Alphabet Inc.'s (GOOGL - Get Report) fourth-quarter earnings revealed some blemishes. Nevertheless, Alphabet's performance overall was mostly positive. Consequently, I contend that any hiccups in Alphabet's results already have been more than priced in. Taken all together, I argue that Alphabet is currently undervalued.
Alphabet's top line in the fourth quarter of 2018 was up 23% year over year at constant currency. However, outsized investments and acquisition costs led to Alphabet's operating income not keeping up with its top line and this was only up 7% to $8.2 billion.
At this point, it is important to step back and think about what we have just been told. On the one hand, Alphabet continues to post strong revenue growth, above 20% both for the year and for its latest quarter. But its share price hasn't moved over the past 12 months, which is quite remarkable.
One could make the argument that Alphabet's margins have compressed slightly to 21% from 24% during the same period a year ago, causing investors to be uneasy. However, I believe there is something else causing investors to remain uncertain over Alphabet's long-term prospects.
What Drives Alphabet's Prospects?
Alphabet is an advertising operation. In fact, 85% of Alphabet's total revenue is still derived from advertising. While this brings huge benefits, as it is asset-light and highly free cash flow generative, this also causes meaningful drawbacks.
One drawback is that it leaves Alphabet exposed to very concentrated risk in the event that advertisers found other cheaper alternatives that are equally engaging with its end users. Furthermore and possibly more meaningful, is that there is a limit to just how big advertisers' total addressable market actually is. And even more to the point, there is a limit to just how much advertisers would be willing to deploy via just one advertising platform.
Additionally, given the strong pace of growth which Amazon.com Inc.'s (AMZN - Get Report) advertising operations are posting, some investors are starting to become fearful that Amazon will be as dominating in advertising as it has been with retail and the cloud.
Amazon lists its advertising revenue under its Other segment, and these operations reached 114% revenue growth in the fourth quarter - which sounds terrifying for Alphabet. However, once we start to put numbers to it we can see that Amazon's advertising business at roughly $10 billion is unworthy of causing substantial concern to Alphabet's $115 billion advertising business.
Then, separately, given the fact that Alphabet has long been cognizant of Amazon's encroachment into advertising, Alphabet continues to push hard to diversify into other avenues, such as Access (internet fiber), Verily (healthcare ) and Waymo (self-driving car project), to name just a few. The hope is that one of these emerging businesses opportunities launches Alphabet into its second era of growth.

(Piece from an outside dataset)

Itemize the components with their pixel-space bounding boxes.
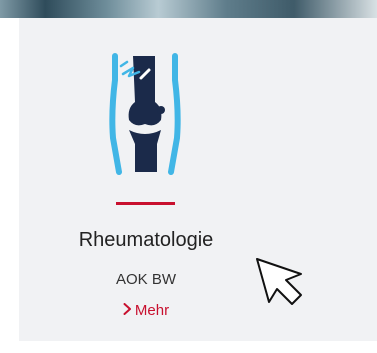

As the table demonstrates, investor sentiment is firmly away from investing in tech companies at present. However, while many tech companies have seen their valuations justifiably correct during the past several months, I posit that Alphabet is not like other high-flying growth companies, which are continuously investing for growth but never actually generate any free cash flow.
In actuality, we can already see that in each of the past three years when Alphabet has generated somewhere between $21 billion to $25 billion of free cash flow. Note, these are not earnings, which need to be redeployed back into the business. This is cash, after all investment needs, which is slowly growing over time and is perhaps no wonder why Alphabet's net cash position has risen to close to $100 billion - accounting for just more than 13% of Alphabet's market cap being made up of cash.

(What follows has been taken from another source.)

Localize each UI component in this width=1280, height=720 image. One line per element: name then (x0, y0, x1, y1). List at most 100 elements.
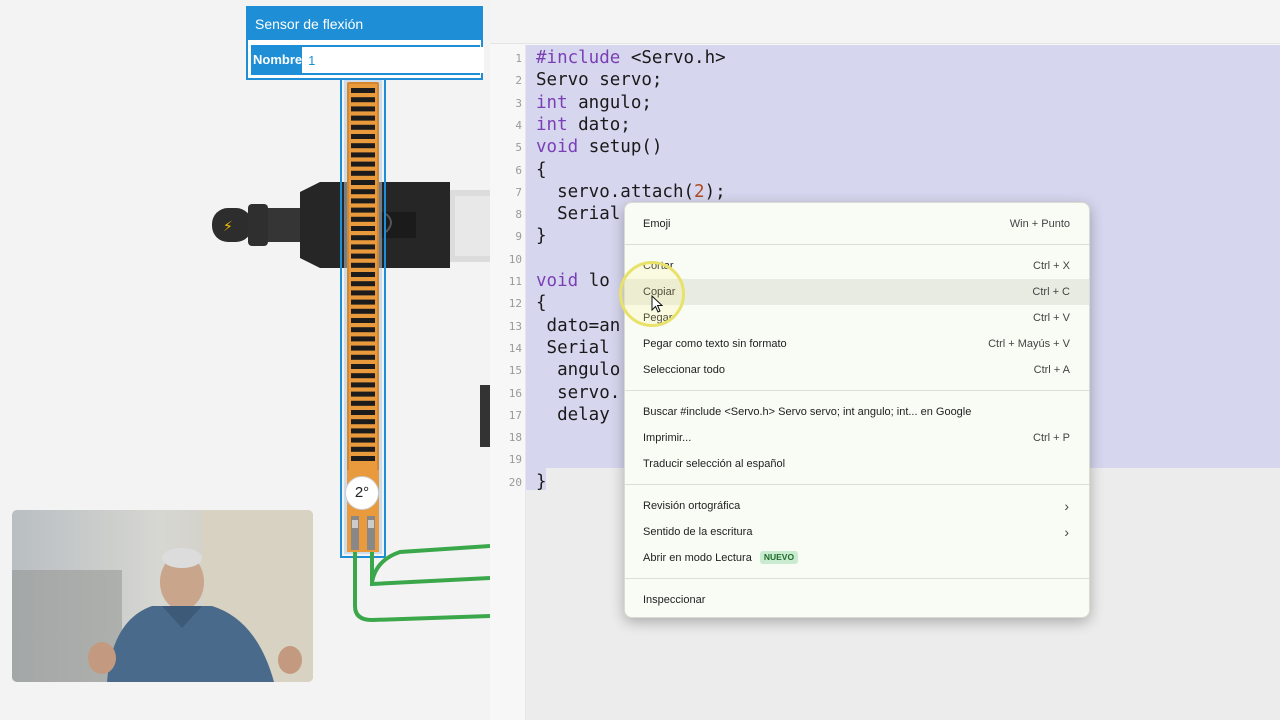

The best time to invest isn't when everyone knows the company is delivering strong results and the company is strongly in the limelight. On the contrary, the best time to invest is when a fallen angel loses favor with investors. The savviest investors are willing to wait for the right opportunity to be contrarian and above all have the patience to remain invested for two to three years in order to give enough time for positive investor sentiment to return to this extremely cash flow generative company. These shareholders which will benefit most.